Our lived by the Spirit get taken up into the life of God
That doesn’t turn us into God or God into just part of us.
But there is an ecstatic blending possible. We ar in ourselves and in God simultaneously.
Speaking in tongues is not something I have ever done, nor a gift that I pray for. But It what I know about it suggests that it is about coming to a limit of what you can rationally say about God and then just stepping over that line so that what you say is really just a pouring out of soul’s deep feeling about God. It is where rational speech falls aside because it cannot hold the experience.
There is a music beyond music. A meaning beyond words. A love that is embraces without needing explanation, a power of connection just connects.
The moment when you see someone you love and your heart beats aster, and something deeper than joy, deeper than grief, swells up and you wordlessly embrace. Together you are more than just you and yet you never have been more you.
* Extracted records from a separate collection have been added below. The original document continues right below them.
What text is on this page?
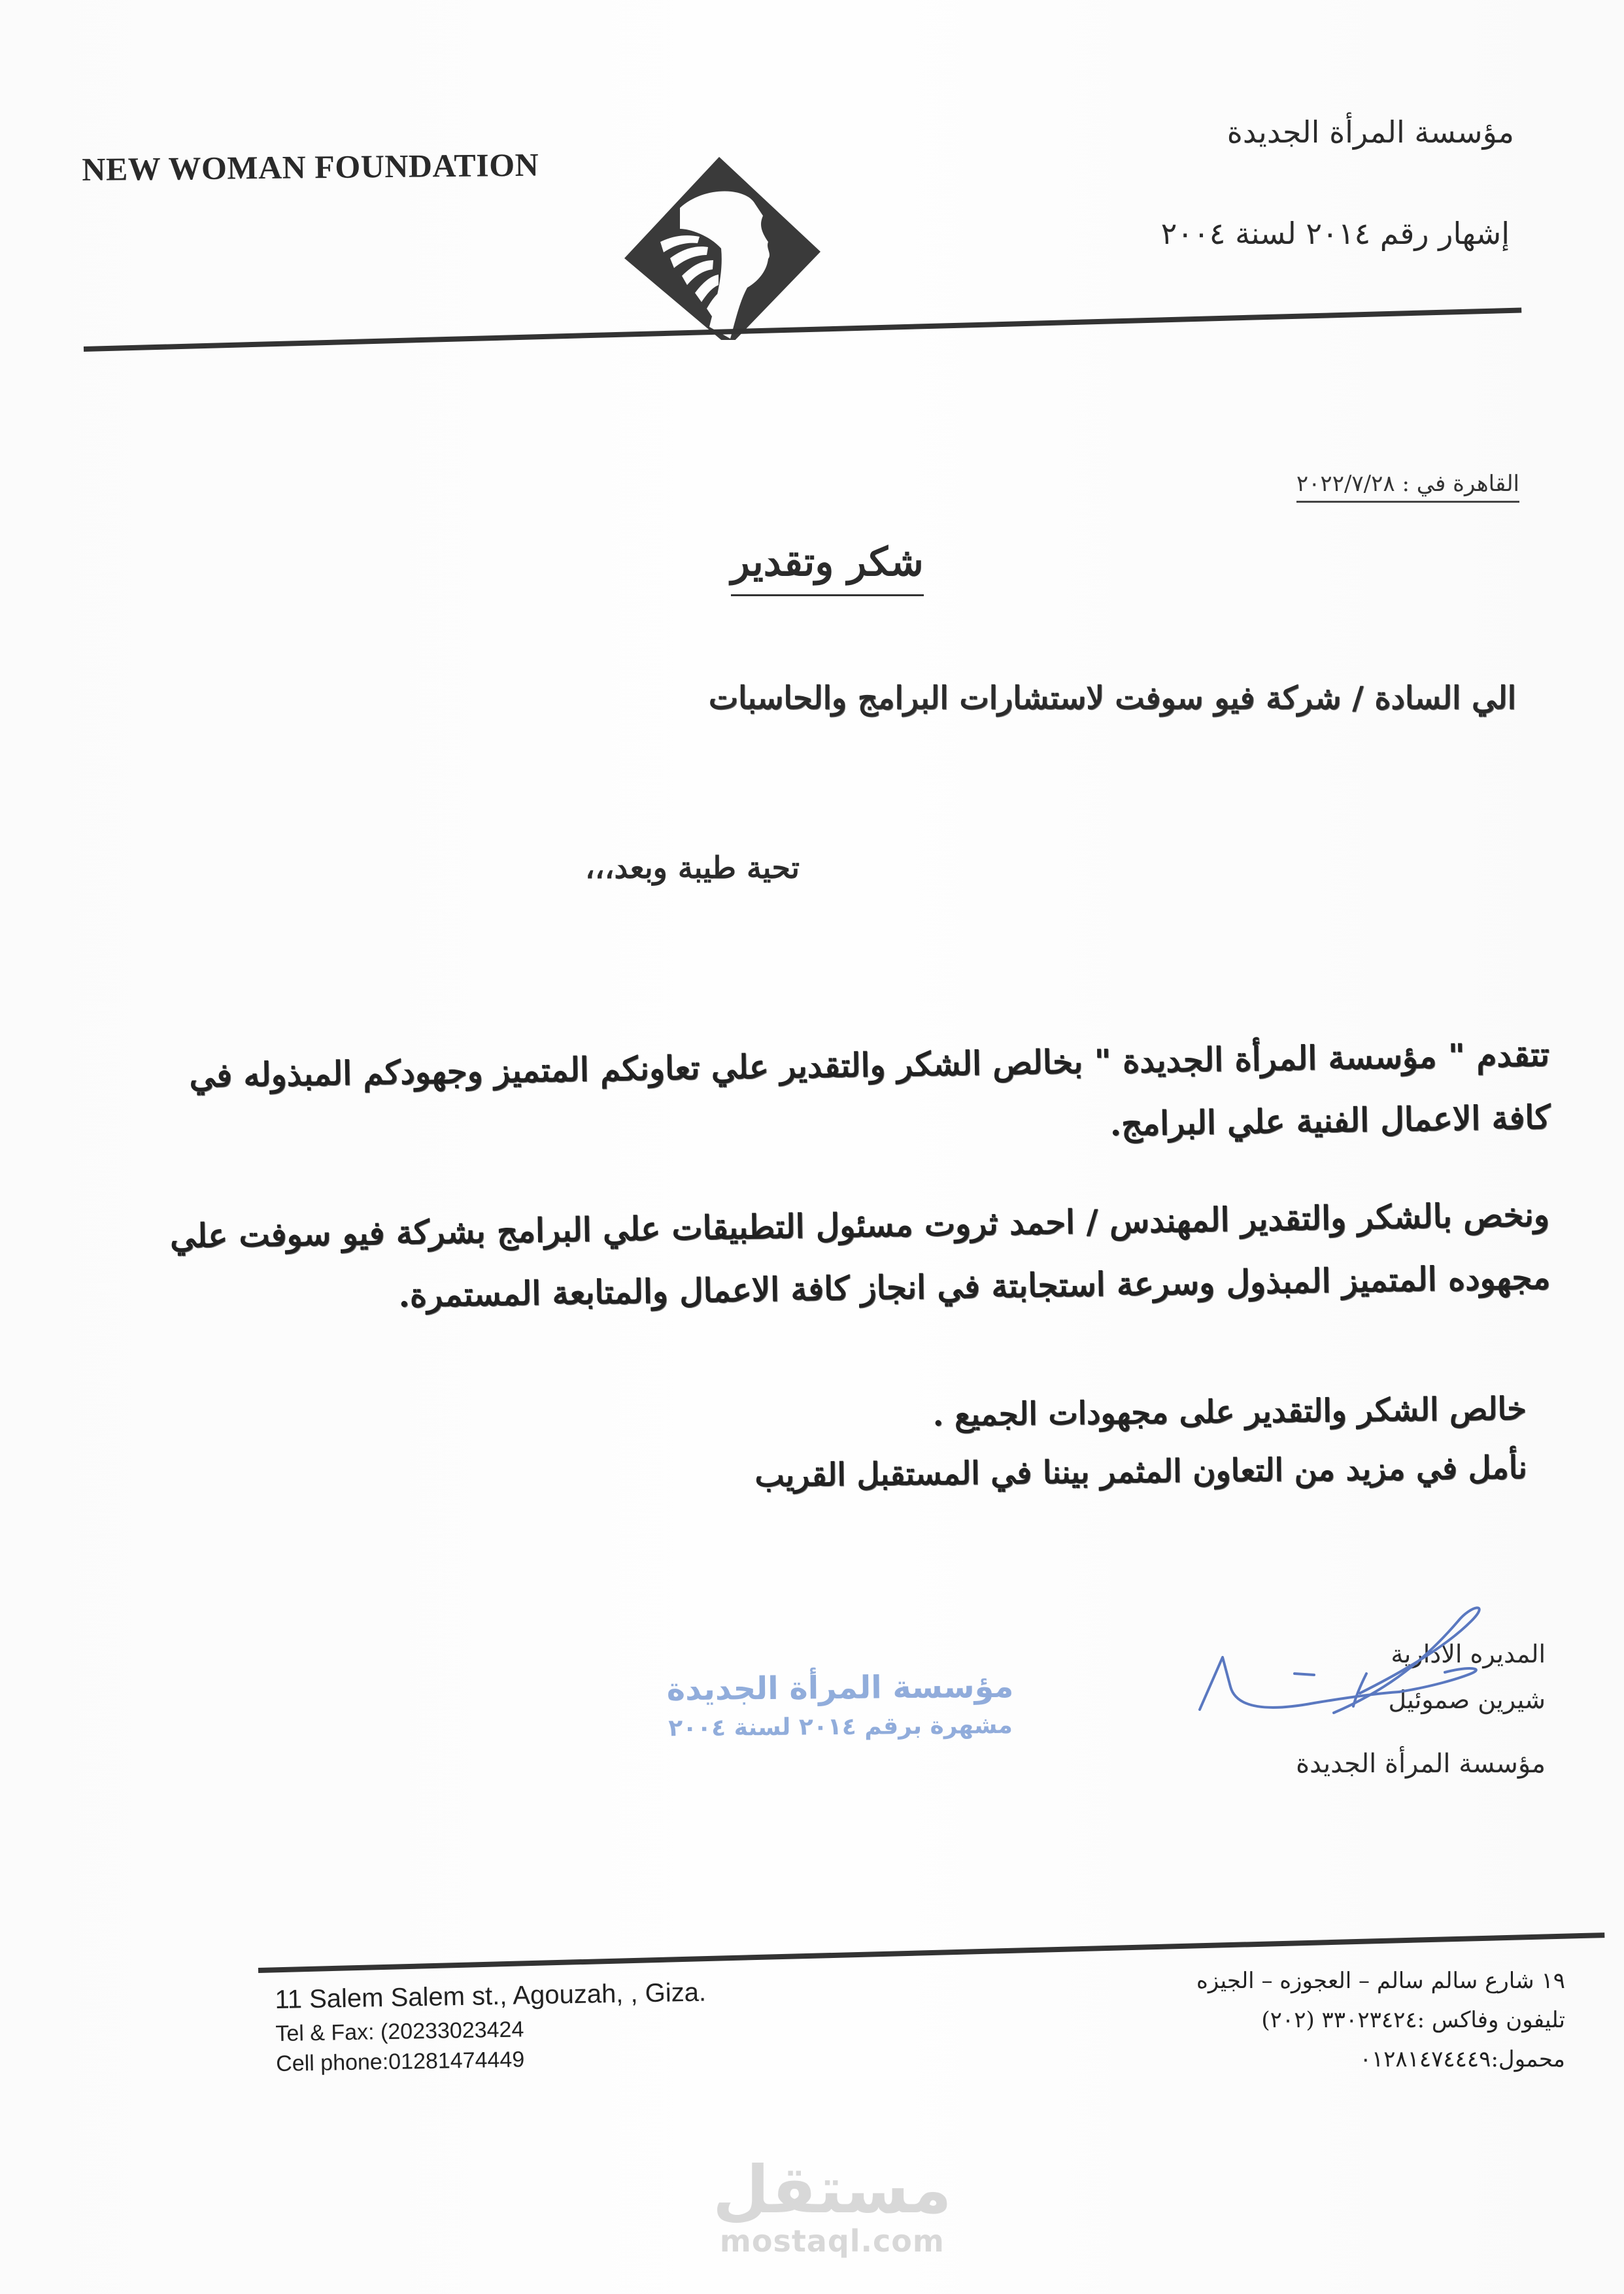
NEW WOMAN FOUNDATION
مؤسسة المرأة الجديدة
إشهار رقم ٢٠١٤ لسنة ٢٠٠٤
القاهرة في : ٢٠٢٢/٧/٢٨
شكر وتقدير
الي السادة / شركة فيو سوفت لاستشارات البرامج والحاسبات
تحية طيبة وبعد،،،
تتقدم " مؤسسة المرأة الجديدة " بخالص الشكر والتقدير علي تعاونكم المتميز وجهودكم المبذوله في كافة الاعمال الفنية علي البرامج.
ونخص بالشكر والتقدير المهندس / احمد ثروت مسئول التطبيقات علي البرامج بشركة فيو سوفت علي مجهوده المتميز المبذول وسرعة استجابتة في انجاز كافة الاعمال والمتابعة المستمرة.
خالص الشكر والتقدير على مجهودات الجميع .
نأمل في مزيد من التعاون المثمر بيننا في المستقبل القريب
مؤسسة المرأة الجديدة
مشهرة برقم ٢٠١٤ لسنة ٢٠٠٤
المديره الادارية
شيرين صموئيل
مؤسسة المرأة الجديدة
11 Salem Salem st., Agouzah, , Giza.
Tel & Fax: (20233023424
Cell phone:01281474449
١٩ شارع سالم سالم – العجوزه – الجيزه
تليفون وفاكس :٣٣٠٢٣٤٢٤ (٢٠٢)
محمول:٠١٢٨١٤٧٤٤٤٩
مستقل
mostaql.com
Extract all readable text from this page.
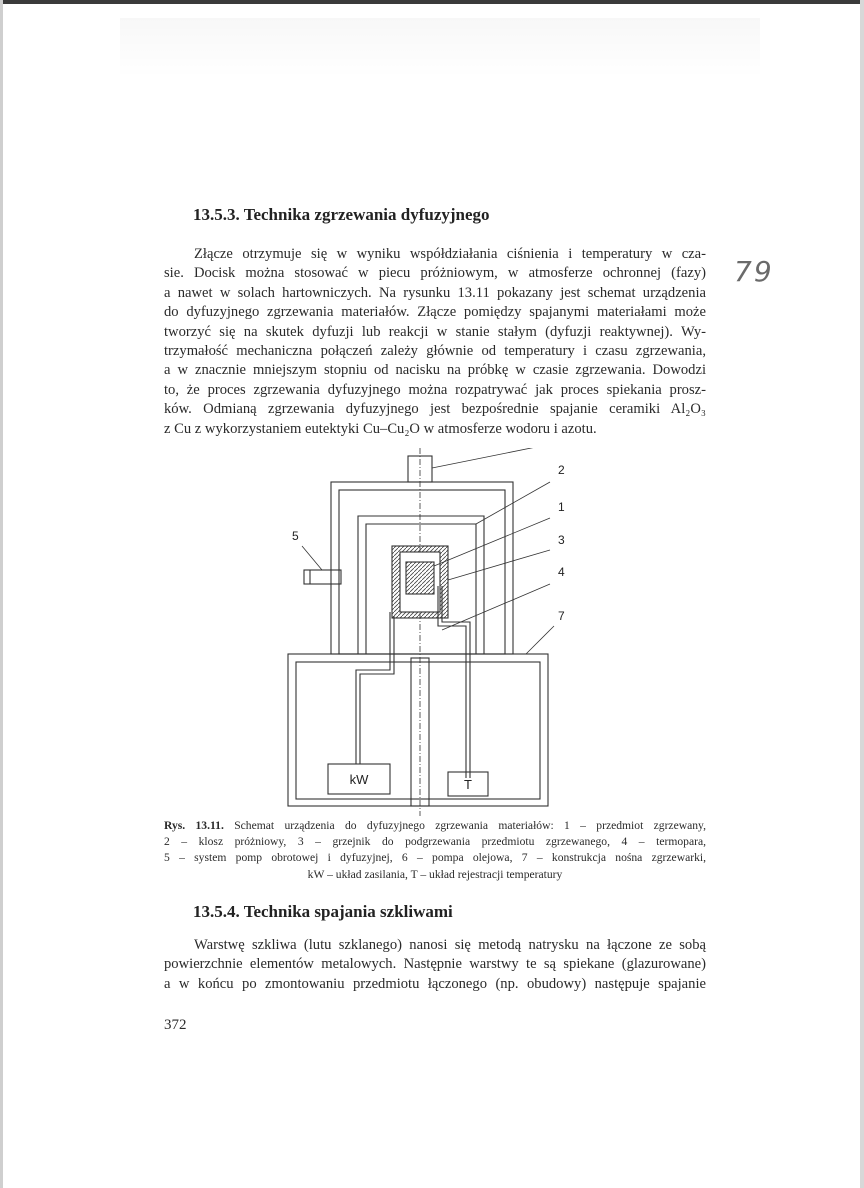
13.5.3. Technika zgrzewania dyfuzyjnego
Złącze otrzymuje się w wyniku współdziałania ciśnienia i temperatury w cza-
sie. Docisk można stosować w piecu próżniowym, w atmosferze ochronnej (fazy)
a nawet w solach hartowniczych. Na rysunku 13.11 pokazany jest schemat urządzenia
do dyfuzyjnego zgrzewania materiałów. Złącze pomiędzy spajanymi materiałami może
tworzyć się na skutek dyfuzji lub reakcji w stanie stałym (dyfuzji reaktywnej). Wy-
trzymałość mechaniczna połączeń zależy głównie od temperatury i czasu zgrzewania,
a w znacznie mniejszym stopniu od nacisku na próbkę w czasie zgrzewania. Dowodzi
to, że proces zgrzewania dyfuzyjnego można rozpatrywać jak proces spiekania prosz-
ków. Odmianą zgrzewania dyfuzyjnego jest bezpośrednie spajanie ceramiki Al₂O₃
z Cu z wykorzystaniem eutektyki Cu–Cu₂O w atmosferze wodoru i azotu.
79
kW	T
2
1
3
4
5
7
Rys. 13.11. Schemat urządzenia do dyfuzyjnego zgrzewania materiałów: 1 – przedmiot zgrzewany,
2 – klosz próżniowy, 3 – grzejnik do podgrzewania przedmiotu zgrzewanego, 4 – termopara,
5 – system pomp obrotowej i dyfuzyjnej, 6 – pompa olejowa, 7 – konstrukcja nośna zgrzewarki,
kW – układ zasilania, T – układ rejestracji temperatury
13.5.4. Technika spajania szkliwami
Warstwę szkliwa (lutu szklanego) nanosi się metodą natrysku na łączone ze sobą
powierzchnie elementów metalowych. Następnie warstwy te są spiekane (glazurowane)
a w końcu po zmontowaniu przedmiotu łączonego (np. obudowy) następuje spajanie
372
I remember seeing a woman in a fair long years ago astound a crowd by standing on a platform connected to a Van de Graaf generator, she picked up a flourescent bulb and it lit up between her hands.
Electricity the emcee said, had passed through her without harming her.
The Holy Spirit connects us to power of God which flows through us with a power that is not our own.
The go between God not only is the unity of the Father and the Son, and not only our way of experiencing unity with God the Father and God the Son.
The spirit also overcomes barriers between people of great differences.
There is nothing in the scriptures to suggest that God wants to wipe out differences. What God desires is that the differences become a symphony of mutually united creatures.
And so on Pentecost people of wildly different cultural backgrounds, traditions and languages are all able to hear the good news and miracle of miracles in their own language.
God wants to do something new in your life.
As children bring their broken toys
With tears for us to mend,
I brought my broken dreams to God,
Because He was my friend
But then instead of leaving Him
In peace to work alone,
I hung around and tried to help
With ways that were my own.
At last I snatched them back again and cried
“How can you be so slow?”
“My child”, He said, “What could I do,
You never did let go.”
(Joan, The Entrance, NSW)
Trust your life to God and ask for his power, his life, his joy to spring out of the center of your deepest self blessing you and making you a gift.
COME, Holy Spirit, Creator blest,
and in our souls take up Thy rest;
come with Thy grace and heavenly aid
to fill the hearts which Thou hast made.